Effects of temperature reduction on monolayer-protected gold nanoparticle capacitance

The electrochemistry of monolayer-protected gold nanoparticle (MPC) solutions at reduced temperatures was studied using differential pulse voltammetry. Different tetrabutylammonium electrolytes in CH2Cl2 were compared in the analysis of the hexanethiolate-protected gold nanoparticles (C6-MPCs). In agreement with Gouy–Chapman–Stern (GCS) theory, the double-layer capacitance (CMPC) of the C6-MPCs increased with decreasing solution temperature. Separate electron transfers in redox-modified MPCs were observed in this work.
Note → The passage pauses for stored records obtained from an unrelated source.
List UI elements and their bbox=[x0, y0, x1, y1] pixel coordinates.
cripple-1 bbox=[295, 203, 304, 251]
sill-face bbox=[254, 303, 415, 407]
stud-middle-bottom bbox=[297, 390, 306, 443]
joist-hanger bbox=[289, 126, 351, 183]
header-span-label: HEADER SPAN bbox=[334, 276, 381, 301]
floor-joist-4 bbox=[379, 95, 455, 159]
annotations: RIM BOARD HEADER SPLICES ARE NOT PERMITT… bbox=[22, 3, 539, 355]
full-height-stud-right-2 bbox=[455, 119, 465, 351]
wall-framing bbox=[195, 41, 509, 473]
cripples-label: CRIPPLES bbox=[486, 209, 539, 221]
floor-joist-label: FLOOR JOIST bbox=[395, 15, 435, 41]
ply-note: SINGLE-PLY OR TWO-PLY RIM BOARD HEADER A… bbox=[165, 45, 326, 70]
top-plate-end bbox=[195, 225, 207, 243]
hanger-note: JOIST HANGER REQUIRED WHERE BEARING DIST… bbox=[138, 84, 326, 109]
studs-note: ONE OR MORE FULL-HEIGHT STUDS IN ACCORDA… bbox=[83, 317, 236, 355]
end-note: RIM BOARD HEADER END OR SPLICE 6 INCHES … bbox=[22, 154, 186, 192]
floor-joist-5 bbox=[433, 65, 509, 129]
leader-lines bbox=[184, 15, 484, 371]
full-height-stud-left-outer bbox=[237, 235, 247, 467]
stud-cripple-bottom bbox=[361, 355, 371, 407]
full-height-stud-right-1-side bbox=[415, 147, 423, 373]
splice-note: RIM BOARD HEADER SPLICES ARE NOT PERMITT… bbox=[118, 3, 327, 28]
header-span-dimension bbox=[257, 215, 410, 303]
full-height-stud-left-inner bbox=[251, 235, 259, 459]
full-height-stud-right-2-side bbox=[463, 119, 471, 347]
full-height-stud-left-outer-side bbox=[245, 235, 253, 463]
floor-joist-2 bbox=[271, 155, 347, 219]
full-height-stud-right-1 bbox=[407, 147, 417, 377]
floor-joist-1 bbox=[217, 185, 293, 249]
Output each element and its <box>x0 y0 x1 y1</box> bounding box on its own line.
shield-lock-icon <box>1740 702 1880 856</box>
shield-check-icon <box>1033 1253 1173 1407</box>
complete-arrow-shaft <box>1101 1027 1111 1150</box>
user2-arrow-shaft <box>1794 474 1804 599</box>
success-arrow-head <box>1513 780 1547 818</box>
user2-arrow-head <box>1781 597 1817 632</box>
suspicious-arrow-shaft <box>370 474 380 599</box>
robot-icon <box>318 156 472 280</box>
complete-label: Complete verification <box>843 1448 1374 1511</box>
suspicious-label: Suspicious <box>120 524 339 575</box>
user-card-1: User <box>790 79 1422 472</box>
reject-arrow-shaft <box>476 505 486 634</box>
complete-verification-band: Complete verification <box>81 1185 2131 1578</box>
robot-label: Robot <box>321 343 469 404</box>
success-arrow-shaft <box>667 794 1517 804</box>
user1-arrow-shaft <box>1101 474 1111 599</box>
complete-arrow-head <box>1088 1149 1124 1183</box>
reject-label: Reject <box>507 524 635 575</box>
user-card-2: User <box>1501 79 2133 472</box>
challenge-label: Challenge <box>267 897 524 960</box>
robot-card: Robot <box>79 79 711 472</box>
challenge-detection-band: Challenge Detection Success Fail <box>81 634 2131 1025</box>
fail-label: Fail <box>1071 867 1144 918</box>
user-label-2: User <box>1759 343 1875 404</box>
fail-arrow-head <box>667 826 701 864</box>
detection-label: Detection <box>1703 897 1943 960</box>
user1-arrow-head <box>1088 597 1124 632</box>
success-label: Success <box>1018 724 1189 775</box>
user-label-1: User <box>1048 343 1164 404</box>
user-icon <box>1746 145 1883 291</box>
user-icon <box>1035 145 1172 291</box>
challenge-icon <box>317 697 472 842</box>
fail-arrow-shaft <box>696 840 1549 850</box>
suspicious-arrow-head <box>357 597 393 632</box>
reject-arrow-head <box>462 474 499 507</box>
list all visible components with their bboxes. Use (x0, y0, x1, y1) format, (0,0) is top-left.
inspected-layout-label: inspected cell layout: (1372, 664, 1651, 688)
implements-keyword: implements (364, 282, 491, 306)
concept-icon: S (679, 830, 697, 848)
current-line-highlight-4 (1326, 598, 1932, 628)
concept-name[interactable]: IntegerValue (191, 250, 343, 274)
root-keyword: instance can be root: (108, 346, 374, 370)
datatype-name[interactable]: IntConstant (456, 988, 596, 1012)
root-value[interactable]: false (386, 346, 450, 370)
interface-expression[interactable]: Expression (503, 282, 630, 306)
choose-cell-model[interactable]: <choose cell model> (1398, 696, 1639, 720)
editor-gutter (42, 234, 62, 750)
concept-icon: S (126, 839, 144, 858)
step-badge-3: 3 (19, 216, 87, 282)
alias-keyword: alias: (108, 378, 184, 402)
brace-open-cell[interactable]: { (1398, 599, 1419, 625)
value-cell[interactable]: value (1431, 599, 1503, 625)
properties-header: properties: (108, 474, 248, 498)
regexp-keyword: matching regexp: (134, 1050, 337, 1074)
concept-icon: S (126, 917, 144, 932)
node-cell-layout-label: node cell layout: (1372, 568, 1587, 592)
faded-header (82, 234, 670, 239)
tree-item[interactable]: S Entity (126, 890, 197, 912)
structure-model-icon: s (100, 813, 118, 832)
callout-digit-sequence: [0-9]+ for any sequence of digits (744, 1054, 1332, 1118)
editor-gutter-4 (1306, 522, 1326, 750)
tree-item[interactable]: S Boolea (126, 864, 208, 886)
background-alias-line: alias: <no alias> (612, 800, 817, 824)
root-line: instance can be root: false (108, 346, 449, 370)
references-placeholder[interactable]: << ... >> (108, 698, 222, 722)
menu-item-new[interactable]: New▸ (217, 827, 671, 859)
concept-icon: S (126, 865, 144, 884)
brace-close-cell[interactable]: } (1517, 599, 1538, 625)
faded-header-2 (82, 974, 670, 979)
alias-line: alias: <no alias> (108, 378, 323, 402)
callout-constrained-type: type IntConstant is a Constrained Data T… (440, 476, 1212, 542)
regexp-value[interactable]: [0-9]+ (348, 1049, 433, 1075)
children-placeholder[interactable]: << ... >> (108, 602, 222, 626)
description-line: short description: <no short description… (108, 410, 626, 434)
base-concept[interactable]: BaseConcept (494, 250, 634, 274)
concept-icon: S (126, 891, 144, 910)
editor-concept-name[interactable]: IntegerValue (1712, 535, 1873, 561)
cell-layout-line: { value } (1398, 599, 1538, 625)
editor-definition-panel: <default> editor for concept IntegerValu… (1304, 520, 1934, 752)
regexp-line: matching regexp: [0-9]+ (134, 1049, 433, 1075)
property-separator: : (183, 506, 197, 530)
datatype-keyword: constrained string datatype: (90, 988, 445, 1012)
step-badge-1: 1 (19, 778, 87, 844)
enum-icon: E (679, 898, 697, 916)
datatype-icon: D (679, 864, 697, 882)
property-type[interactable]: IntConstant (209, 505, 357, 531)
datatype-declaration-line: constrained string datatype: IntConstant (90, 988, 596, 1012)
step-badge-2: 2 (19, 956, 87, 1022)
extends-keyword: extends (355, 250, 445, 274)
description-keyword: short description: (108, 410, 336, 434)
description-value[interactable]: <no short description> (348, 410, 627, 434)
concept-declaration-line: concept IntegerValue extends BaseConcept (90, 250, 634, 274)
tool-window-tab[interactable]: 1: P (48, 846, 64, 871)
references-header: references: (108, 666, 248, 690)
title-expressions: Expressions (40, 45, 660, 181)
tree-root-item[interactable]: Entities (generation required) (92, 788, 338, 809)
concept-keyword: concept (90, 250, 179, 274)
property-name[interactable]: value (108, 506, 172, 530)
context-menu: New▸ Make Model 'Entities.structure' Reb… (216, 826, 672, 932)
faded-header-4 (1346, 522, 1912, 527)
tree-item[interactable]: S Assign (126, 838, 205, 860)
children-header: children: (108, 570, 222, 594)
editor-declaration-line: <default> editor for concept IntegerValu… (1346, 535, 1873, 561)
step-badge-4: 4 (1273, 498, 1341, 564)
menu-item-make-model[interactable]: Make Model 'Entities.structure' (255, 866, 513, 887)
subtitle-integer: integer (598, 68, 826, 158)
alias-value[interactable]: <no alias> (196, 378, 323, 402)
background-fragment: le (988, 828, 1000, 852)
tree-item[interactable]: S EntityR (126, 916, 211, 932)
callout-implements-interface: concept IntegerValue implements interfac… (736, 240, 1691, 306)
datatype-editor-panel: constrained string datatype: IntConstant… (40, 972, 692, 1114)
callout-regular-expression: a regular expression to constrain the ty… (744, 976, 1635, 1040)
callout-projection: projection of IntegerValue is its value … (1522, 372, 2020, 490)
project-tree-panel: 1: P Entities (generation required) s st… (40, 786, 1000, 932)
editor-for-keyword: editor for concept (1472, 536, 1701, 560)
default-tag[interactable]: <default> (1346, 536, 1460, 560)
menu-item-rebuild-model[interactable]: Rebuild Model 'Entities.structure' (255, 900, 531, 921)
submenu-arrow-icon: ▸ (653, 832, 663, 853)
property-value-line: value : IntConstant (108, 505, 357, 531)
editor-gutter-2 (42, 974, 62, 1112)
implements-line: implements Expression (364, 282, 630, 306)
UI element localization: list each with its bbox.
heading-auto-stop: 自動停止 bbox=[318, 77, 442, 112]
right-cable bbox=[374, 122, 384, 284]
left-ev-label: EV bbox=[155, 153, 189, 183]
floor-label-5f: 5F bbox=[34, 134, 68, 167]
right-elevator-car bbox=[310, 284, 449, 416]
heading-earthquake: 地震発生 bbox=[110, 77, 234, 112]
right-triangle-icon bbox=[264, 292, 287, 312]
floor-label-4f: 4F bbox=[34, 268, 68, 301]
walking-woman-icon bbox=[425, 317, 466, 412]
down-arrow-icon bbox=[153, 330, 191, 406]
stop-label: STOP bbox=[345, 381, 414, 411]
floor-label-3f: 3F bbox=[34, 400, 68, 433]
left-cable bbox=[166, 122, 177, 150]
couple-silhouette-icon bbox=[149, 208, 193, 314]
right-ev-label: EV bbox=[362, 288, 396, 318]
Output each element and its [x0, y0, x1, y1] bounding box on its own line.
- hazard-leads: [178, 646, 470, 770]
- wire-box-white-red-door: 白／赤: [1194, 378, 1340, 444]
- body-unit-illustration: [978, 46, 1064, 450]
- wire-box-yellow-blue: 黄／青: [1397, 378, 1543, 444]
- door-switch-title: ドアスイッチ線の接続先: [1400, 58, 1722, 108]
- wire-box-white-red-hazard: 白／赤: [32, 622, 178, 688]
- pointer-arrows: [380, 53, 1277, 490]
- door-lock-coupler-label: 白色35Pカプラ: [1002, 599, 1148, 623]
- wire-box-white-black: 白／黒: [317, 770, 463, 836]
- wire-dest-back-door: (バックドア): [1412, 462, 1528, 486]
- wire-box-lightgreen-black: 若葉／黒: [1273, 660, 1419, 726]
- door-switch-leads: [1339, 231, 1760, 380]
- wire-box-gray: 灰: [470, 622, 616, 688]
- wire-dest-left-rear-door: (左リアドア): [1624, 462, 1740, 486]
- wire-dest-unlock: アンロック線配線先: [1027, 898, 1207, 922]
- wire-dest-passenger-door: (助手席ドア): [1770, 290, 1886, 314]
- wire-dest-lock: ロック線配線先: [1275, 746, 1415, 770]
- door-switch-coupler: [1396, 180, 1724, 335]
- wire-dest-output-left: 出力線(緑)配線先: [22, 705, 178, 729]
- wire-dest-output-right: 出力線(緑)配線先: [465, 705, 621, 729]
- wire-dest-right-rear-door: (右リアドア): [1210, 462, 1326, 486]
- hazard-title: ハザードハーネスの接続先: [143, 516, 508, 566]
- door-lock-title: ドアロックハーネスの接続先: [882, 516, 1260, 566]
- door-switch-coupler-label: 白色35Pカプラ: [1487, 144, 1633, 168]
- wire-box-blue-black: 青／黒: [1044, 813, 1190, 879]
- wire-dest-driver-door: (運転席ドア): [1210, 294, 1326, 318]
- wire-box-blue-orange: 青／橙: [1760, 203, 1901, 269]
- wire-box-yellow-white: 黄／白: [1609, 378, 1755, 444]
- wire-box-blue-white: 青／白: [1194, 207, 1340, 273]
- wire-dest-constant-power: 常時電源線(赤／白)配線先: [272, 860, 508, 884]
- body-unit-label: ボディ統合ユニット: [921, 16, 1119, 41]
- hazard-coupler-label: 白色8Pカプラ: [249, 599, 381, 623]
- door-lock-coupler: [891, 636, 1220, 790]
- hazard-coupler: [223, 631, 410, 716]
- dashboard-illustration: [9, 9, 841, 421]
Electron transfer to and from the MPC gold core was observed simultaneously with the electron transfer of the attached anthraquinone molecules. The resulting double-layer capacitance of the anthraquinone-modified nanoparticles (AQ-MPCs) was determined at various temperatures. There was less correlation between temperature and capacitance in the AQ-MPCs. AQ-MPCs were synthesized with the anthraquinone molecule at two different chain lengths from the gold core surface. The shorter-chain AQ-MPC exhibited better resolved electron transfer peaks from the gold core, while the voltammetry of the longer-chain AQ-MPC had better resolved anthraquinone peaks. Additionally, this was the first observation of quantized double-layer (QDL) charging events from a non-ethanol-soluble (NES) fraction of MPCs that have been functionalized.